Unless you have any medical condition and have dietary restrictions, below is the average daily teaspoon count for different age categories.

  • Family history- my mom has diabetes and most of my husband's side too and we all know that diabetes is a silent killer. While hubs's family history has nothing to do with how it's going to affect me- we are in this together. We decided to cut back the amount of added sugar just when we could. This is the time we can make healthy lifestyle swaps and avoid genetic problems from hitting us in future.
  • Inflammation- we all know that sugar is notorious for causing inflammation in our bodies. Several studies have shown that a diet high in added sugar leads to obesity, insulin resistance, and low-grade inflammation. High cholesterol levels, obesity and high blood pressure are some other common problems seen in patients who have high intake of refined sugar. I suffer from carpel tunnel and it noticeably becomes worse when I am eating a sugar-rich diet. Eliminating unnecessary sugar from my diet definitely seems to be helping.
  • Yeast infection- I am prone to getting yeast infections easily and have in the past realized how frequent it became when I was eating high-carb and sugar-rich diet. We all know that too much sugar leads to increased gut permeability and bacteria and yeast thrive on sugar. I have done the low-sugar diet in the past, see details and it definitely decreased the frequency.
  • Loose belly fat- as much as I hate to say, I would have to own all the tummy fat that has been a struggle to loose. I've tried yoga, all sort of ab exercises but the truth is nothing will make a difference until I make some dietary changes. Since I've decided not to diet anymore ( read my post ), sugar was something I could let go easily. I'm glad I don't have a sweet tooth- letting go off the added sugar would be a breeze.
  • I drink my Indian chai only once versus twice until end of last year. I've swapped my sugar in the morning chai with jaggery. I add about 2 teaspoons to my cup and it gives such a good taste and color to my chai.
  • I was never into store bought juices and aerated drinks, so I'm glad no drastic needed to be made there. Instead I juice at home these days. It's so much fun and I've figured out that adding ginger to any juice makes it taste soooo good!
  • I liked adding dressing to my salads, but now it's either a simple olive oil vinaigrette or a homemade dressing that comprises of plain yogurt and coriander/mint chutney.
  • When I crave something sweet, I reach out for a fruit, a couple of dates or the H.V.M.N bars ( pictured above ). These bars are 100% organic and made from all natural ingredients. The sweetness that you taste is totally natural, coming from nuts, and nut butters, amounting to just 1 gram of sugar per bar. Win-win for me.
  • I cook more from scratch these days. Processed foods and cans are loaded with added sugar which also act as the taste enhancer, so I am trying to avoid them as much as I can.
  • I spice it up. Spices like cinnamon, cardamom, and vanilla help boost flavor so that I can reduce added sugar.
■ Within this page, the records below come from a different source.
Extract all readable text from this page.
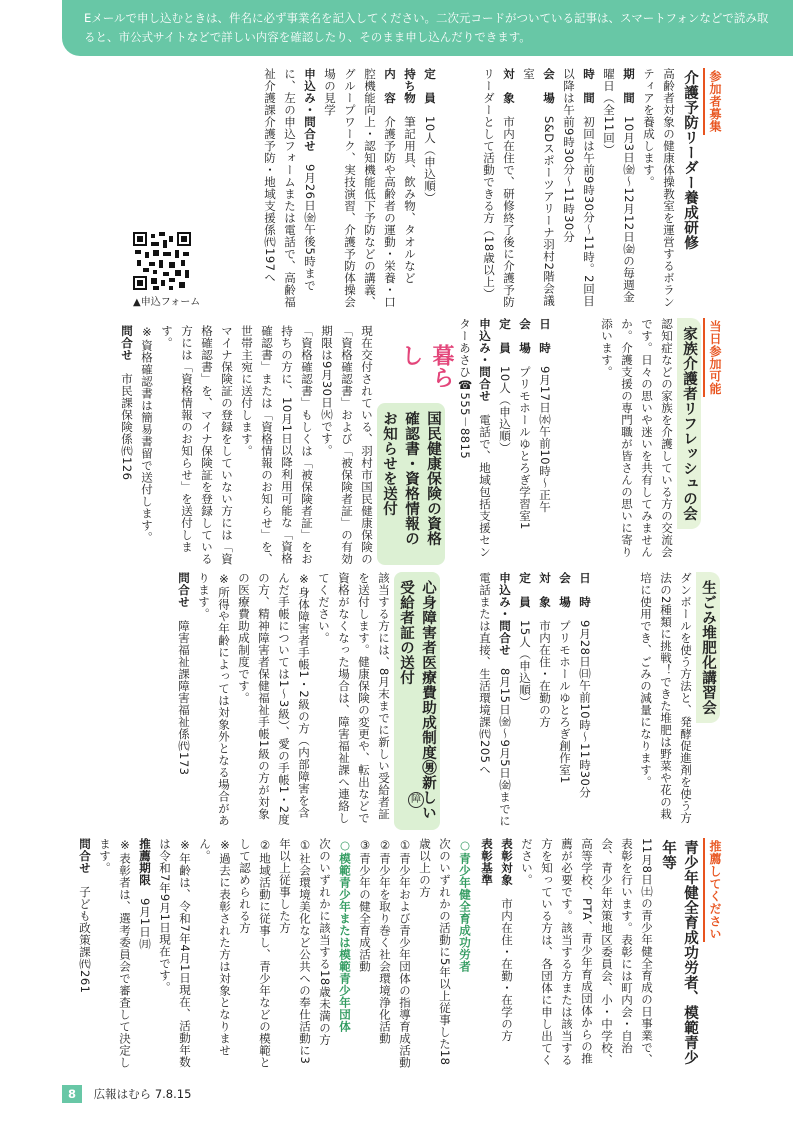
Eメールで申し込むときは、件名に必ず事業名を記入してください。二次元コードがついている記事は、スマートフォンなどで読み取ると、市公式サイトなどで詳しい内容を確認したり、そのまま申し込んだりできます。

生ごみ堆肥化講習会

ダンボールを使う方法と、発酵促進剤を使う方法の2種類に挑戦！できた堆肥は野菜や花の栽培に使用でき、ごみの減量になります。

日　時　9月28日㈰午前10時～11時30分

会　場　プリモホールゆとろぎ創作室1

対　象　市内在住・在勤の方

定　員　15人（申込順）

申込み・問合せ　8月15日㈮～9月5日㈮までに電話または直接、生活環境課㈹205へ

当日参加可能

家族介護者リフレッシュの会

認知症などの家族を介護している方の交流会です。日々の思いや迷いを共有してみませんか。介護支援の専門職が皆さんの思いに寄り添います。

日　時　9月17日㈬午前10時～正午

会　場　プリモホールゆとろぎ学習室1

定　員　10人（申込順）

申込み・問合せ　電話で、地域包括支援センターあさひ☎555－8815

参加者募集

介護予防リーダー養成研修

高齢者対象の健康体操教室を運営するボランティアを養成します。

期　間　10月3日㈮～12月12日㈮の毎週金曜日（全11回）

時　間　初回は午前9時30分～11時。2回目以降は午前9時30分～11時30分

会　場　S&Dスポーツアリーナ羽村2階会議室

対　象　市内在住で、研修終了後に介護予防リーダーとして活動できる方（18歳以上）

定　員　10人（申込順）

持ち物　筆記用具、飲み物、タオルなど

内　容　介護予防や高齢者の運動・栄養・口腔機能向上・認知機能低下予防などの講義、グループワーク、実技演習、介護予防体操会場の見学

申込み・問合せ　9月26日㈮午後5時までに、左の申込フォームまたは電話で、高齢福祉介護課介護予防・地域支援係㈹197へ

▲申込フォーム
暮らし

国民健康保険の資格確認書・資格情報のお知らせを送付

現在交付されている、羽村市国民健康保険の「資格確認書」および「被保険者証」の有効期限は9月30日㈫です。

「資格確認書」もしくは「被保険者証」をお持ちの方に、10月1日以降利用可能な「資格確認書」または「資格情報のお知らせ」を、世帯主宛に送付します。

マイナ保険証の登録をしていない方には「資格確認書」を、マイナ保険証を登録している方には「資格情報のお知らせ」を送付します。

※資格確認書は簡易書留で送付します。

問合せ　市民課保険係㈹126

心身障害者医療費助成制度㊚新しい受給者証の送付

該当する方には、8月末までに新しい受給者証を送付します。健康保険の変更や、転出などで資格がなくなった場合は、障害福祉課へ連絡してください。

※身体障害者手帳1・2級の方（内部障害を含んだ手帳については1～3級）、愛の手帳1・2度の方、精神障害者保健福祉手帳1級の方が対象の医療費助成制度です。

※所得や年齢によっては対象外となる場合があります。

問合せ　障害福祉課障害福祉係㈹173

障

推薦してください

青少年健全育成功労者、模範青少年等

11月8日㈯の青少年健全育成の日事業で、表彰を行います。表彰には町内会・自治会、青少年対策地区委員会、小・中学校、高等学校、PTA、青少年育成団体からの推薦が必要です。該当する方または該当する方を知っている方は、各団体に申し出てください。

表彰対象　市内在住・在勤・在学の方

表彰基準

○青少年健全育成功労者

次のいずれかの活動に5年以上従事した18歳以上の方

①青少年および青少年団体の指導育成活動

②青少年を取り巻く社会環境浄化活動

③青少年の健全育成活動

○模範青少年または模範青少年団体

次のいずれかに該当する18歳未満の方

①社会環境美化など公共への奉仕活動に3年以上従事した方

②地域活動に従事し、青少年などの模範として認められる方

※過去に表彰された方は対象となりません。

※年齢は、令和7年4月1日現在、活動年数は令和7年9月1日現在です。

推薦期限　9月1日㈪

※表彰者は、選考委員会で審査して決定します。

問合せ　子ども政策課㈹261

8 広報はむら 7.8.15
Toasted nuts and seeds can add texture and flavor too.
  • I drink more water these days. I usually add fruits like sliced lemons, limes and oranges to infuse water with natural flavors and it also acts as a great detox.
  • I stress less and make it more fun. If I exceed my daily added sugar limit, I don't stress. I just try to reduce added sugar intake during other days of the week to balance that extra sweetness out. For instance I had a cocktail yesterday, so today I'm skipping the jaggery in my tea. I keep it entirely flexible.

What dietary changes are you making this year? Did you make any food-related resolutions this year?